Enough senators have cast “not guilty” votes to acquit Donald Trump of inciting the Jan. 6 attack on the U.S. Capitol. The vote will give the former president an historic second acquittal in an impeachment trial.
House Democrats, who voted a month ago to charge Trump with “incitement of insurrection,” needed two thirds of the Senate, or 67 votes, to convict him. The final vote was 57-43 for conviction, with 7 Republicans voting along with Democrats to convict Trump.
Wisconsin Republican Sen. Ron Johnson voted for acquittal with most Senators from his party.
The Democrats argued in the short trial that Trump caused the violent attack by repeating for months the false claims that the election was stolen from him, and then telling his supporters gathered near the White House that morning to “fight like hell” to overturn his defeat. Five people died when they then laid siege to the Capitol.
Trump’s lawyers argued that the rioters acted on their own accord and that he was protected by freedom of speech, an argument that resonated with most Republicans. They said the case was brought on by Democrats’ “hatred” of Trump.
The White House was not involved in the discussion on Capitol Hill about calling witnesses for former President Donald Trump’s impeachment trial. That’s according to a senior administration official not authorized to publicly discuss private conversations and speaking on condition of anonymity.
The official says White House officials were watching the drama over witnesses play out in the Senate, but were not involved in brokering the agreement that ultimately allowed the trial to proceed to closing arguments and a vote Saturday.
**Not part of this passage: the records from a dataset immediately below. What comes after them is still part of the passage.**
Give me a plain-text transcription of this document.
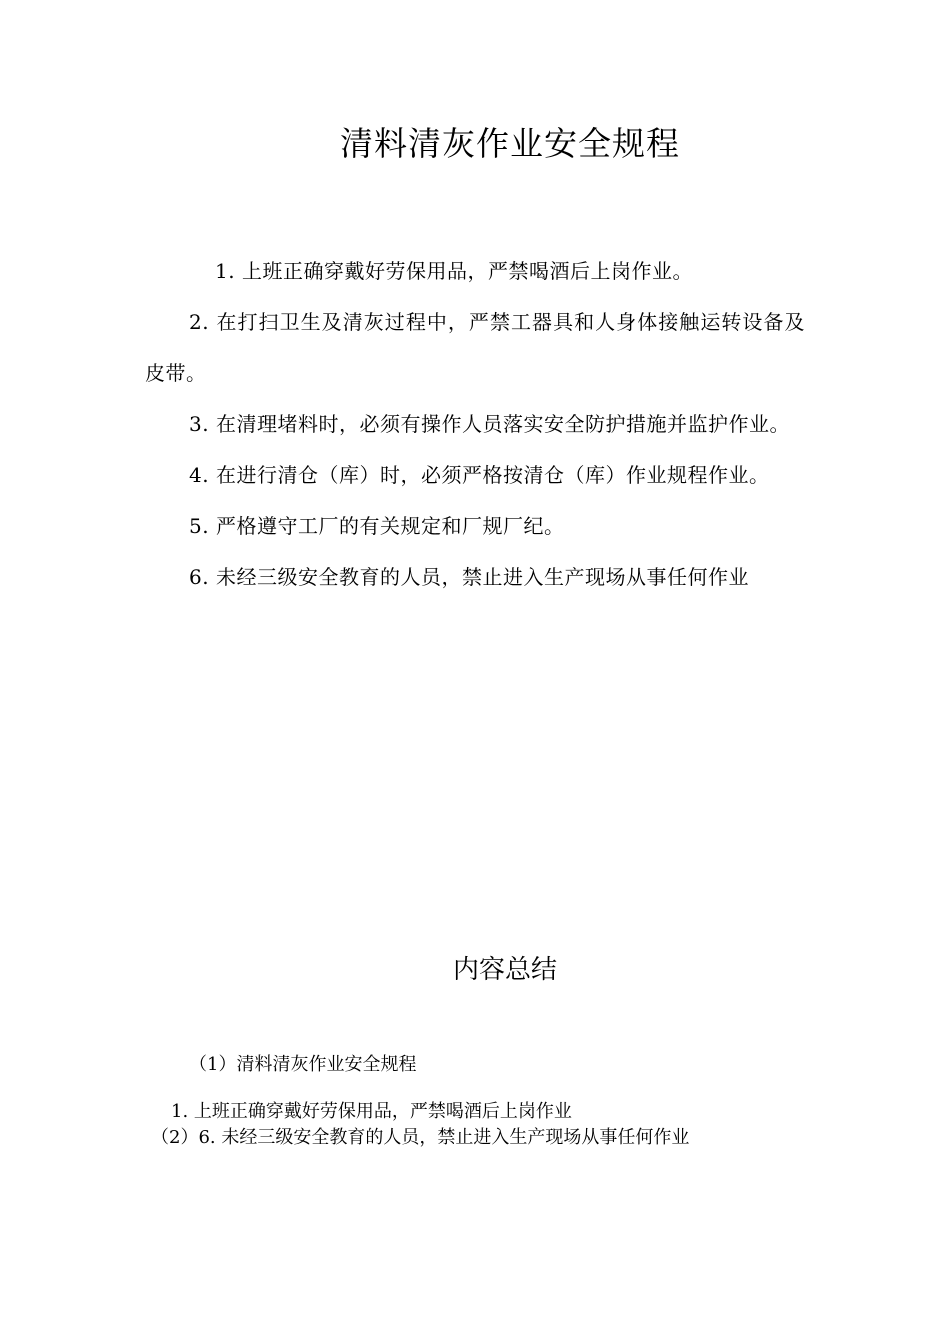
清料清灰作业安全规程

1. 上班正确穿戴好劳保用品，严禁喝酒后上岗作业。

2. 在打扫卫生及清灰过程中，严禁工器具和人身体接触运转设备及皮带。

3. 在清理堵料时，必须有操作人员落实安全防护措施并监护作业。

4. 在进行清仓（库）时，必须严格按清仓（库）作业规程作业。

5. 严格遵守工厂的有关规定和厂规厂纪。

6. 未经三级安全教育的人员，禁止进入生产现场从事任何作业

内容总结
（1）清料清灰作业安全规程
1. 上班正确穿戴好劳保用品，严禁喝酒后上岗作业
（2）6. 未经三级安全教育的人员，禁止进入生产现场从事任何作业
President Joe Biden spent the weekend with family at Camp David, the traditional presidential retreat in Maryland, and had plans to meet with his national security advisers on Saturday.
Former President Donald Trump is welcoming his second impeachment acquittal and says his movement “has only just begun.”
Trump in a lengthy statement is thanking his attorneys and his defenders in the House and Senate, who he said “stood proudly for the Constitution we all revere and for the sacred legal principles at the heart of our country.”
He is slamming the trial as “yet another phase of the greatest witch hunt in the history of our Country.” And he is telling his supporters that, “Our historic, patriotic and beautiful movement to Make America Great Again has only just begun” and that he will have more to share with them in the months ahead.
While Trump was acquitted by the Senate, seven Republicans voted to convict him, making it the most bipartisan vote in the history of presidential impeachments.